⁶⁴Cu-DOTA-vMIP-II blocking PET imaging study with vMIP-II (1,000-fold). (A) Representative PET image (0- to 60-min dynamic scan) showing significantly decreased activity accumulation at injury lesion, at level similar to that of sham-operated site. (B) Quantitative uptake analysis showing similar tracer localization at injury and sham sites with blockade. (C) Injury-to-sham uptake ratios with blockade.

FIGURE 5

Blocking percentage for individual chemokine receptors. Individual chemokine receptor antagonists were coinjected with ⁶⁴Cu-DOTA-vMIP-II in ApoE^−/− mice for PET imaging at 3 wk after injury.
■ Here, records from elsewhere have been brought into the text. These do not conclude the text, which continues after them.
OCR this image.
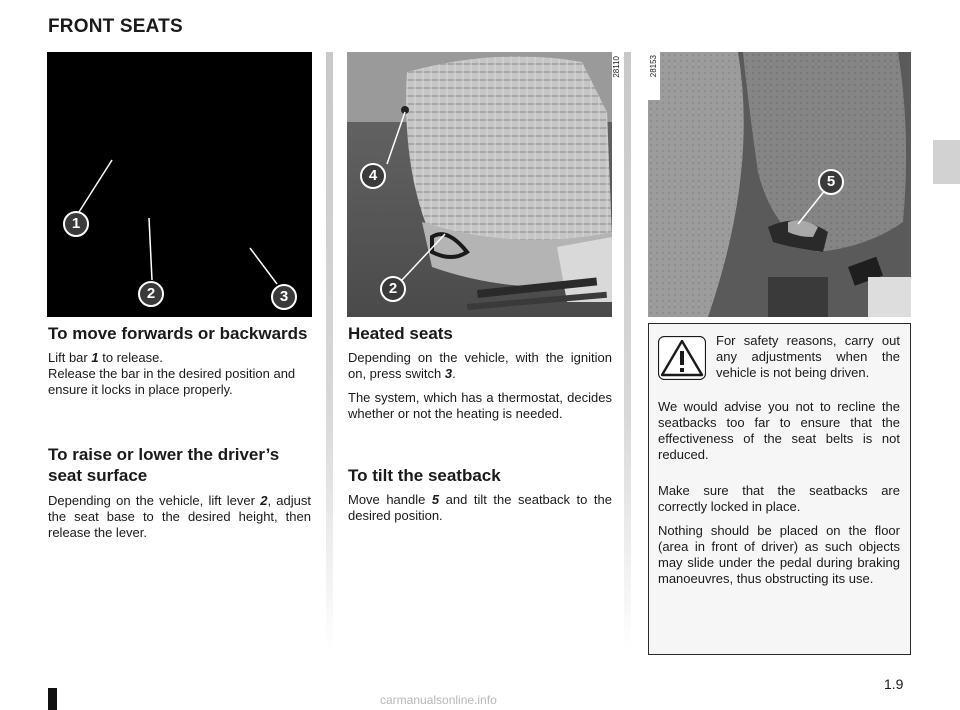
FRONT SEATS
1
2	3
4
2
28110
5
28153
To move forwards or backwards

Lift bar 1 to release.

Release the bar in the desired position and ensure it locks in place properly.

To raise or lower the driver’s seat surface

Depending on the vehicle, lift lever 2, adjust the seat base to the desired height, then release the lever.

Heated seats

Depending on the vehicle, with the ignition on, press switch 3.

The system, which has a thermostat, decides whether or not the heating is needed.

To tilt the seatback

Move handle 5 and tilt the seatback to the desired position.

For safety reasons, carry out any adjustments when the vehicle is not being driven.
We would advise you not to recline the seatbacks too far to ensure that the effectiveness of the seat belts is not reduced.
Make sure that the seatbacks are correctly locked in place.
Nothing should be placed on the floor (area in front of driver) as such objects may slide under the pedal during braking manoeuvres, thus obstructing its use.
1.9
carmanualsonline.info
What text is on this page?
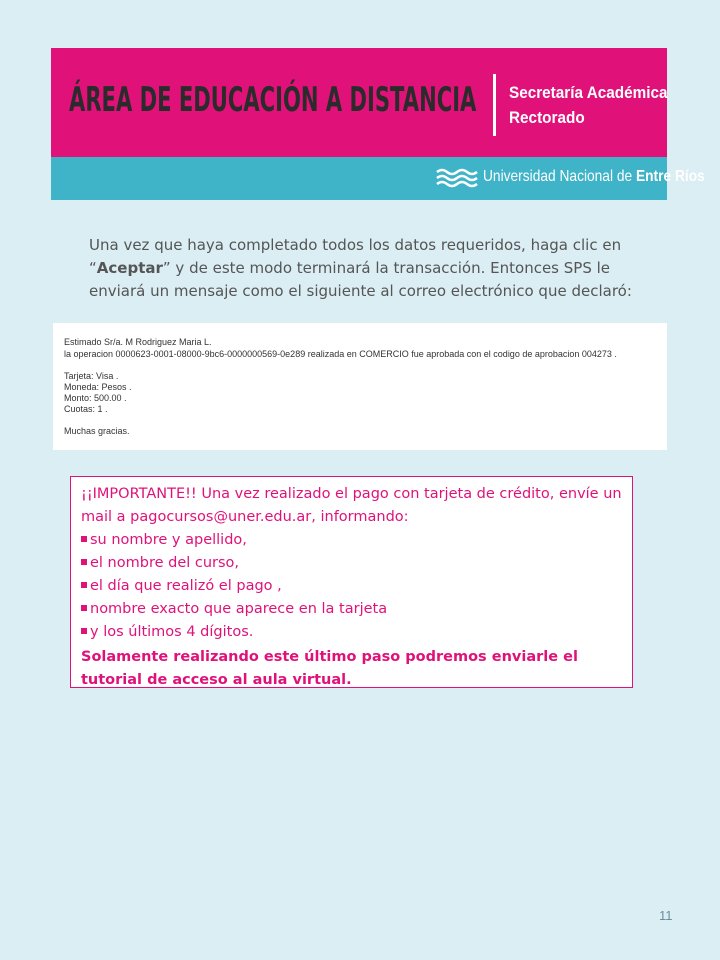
ÁREA DE EDUCACIÓN A DISTANCIA Secretaría Académica
Rectorado
Universidad Nacional de Entre Ríos
Una vez que haya completado todos los datos requeridos, haga clic en “Aceptar” y de este modo terminará la transacción. Entonces SPS le enviará un mensaje como el siguiente al correo electrónico que declaró:
Estimado Sr/a. M Rodriguez Maria L.
la operacion 0000623-0001-08000-9bc6-0000000569-0e289 realizada en COMERCIO fue aprobada con el codigo de aprobacion 004273 .
Tarjeta: Visa .
Moneda: Pesos .
Monto: 500.00 .
Cuotas: 1 .
Muchas gracias.
¡¡IMPORTANTE!! Una vez realizado el pago con tarjeta de crédito, envíe un mail a pagocursos@uner.edu.ar, informando:
su nombre y apellido,
el nombre del curso,
el día que realizó el pago ,
nombre exacto que aparece en la tarjeta
y los últimos 4 dígitos.
Solamente realizando este último paso podremos enviarle el tutorial de acceso al aula virtual.
11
Decrease of ⁶⁴Cu-DOTA-vMIP-II uptake, compared with uptake observed at 2 wk after injury with ⁶⁴Cu-DOTA-vMIP-II, was calculated as blocking percentage. Blocking percentages for 8 chemokine receptor antagonists ranged from 6.34% ± 2.66% to 23.6% ± 5.57%.

FIGURE 6

Immunohistochemistry of chemokine receptors: CCR1 signal localized to luminal surface in injured vessels, CCR2-positive cells in medial layer of injured vessels, CCR3 expression throughout walls of injured femoral arteries, CCR4 localized to isolated cells at luminal surface of injured vessels, CCR5 signal in cells medial to internal elastic lamina of injured vessels, CCR8-positive cells throughout walls of injured vessels, CX3CR1-positive cells scattered through walls of injured arteries, and CXCR4 signal in scattered vessel-wall cells with injury.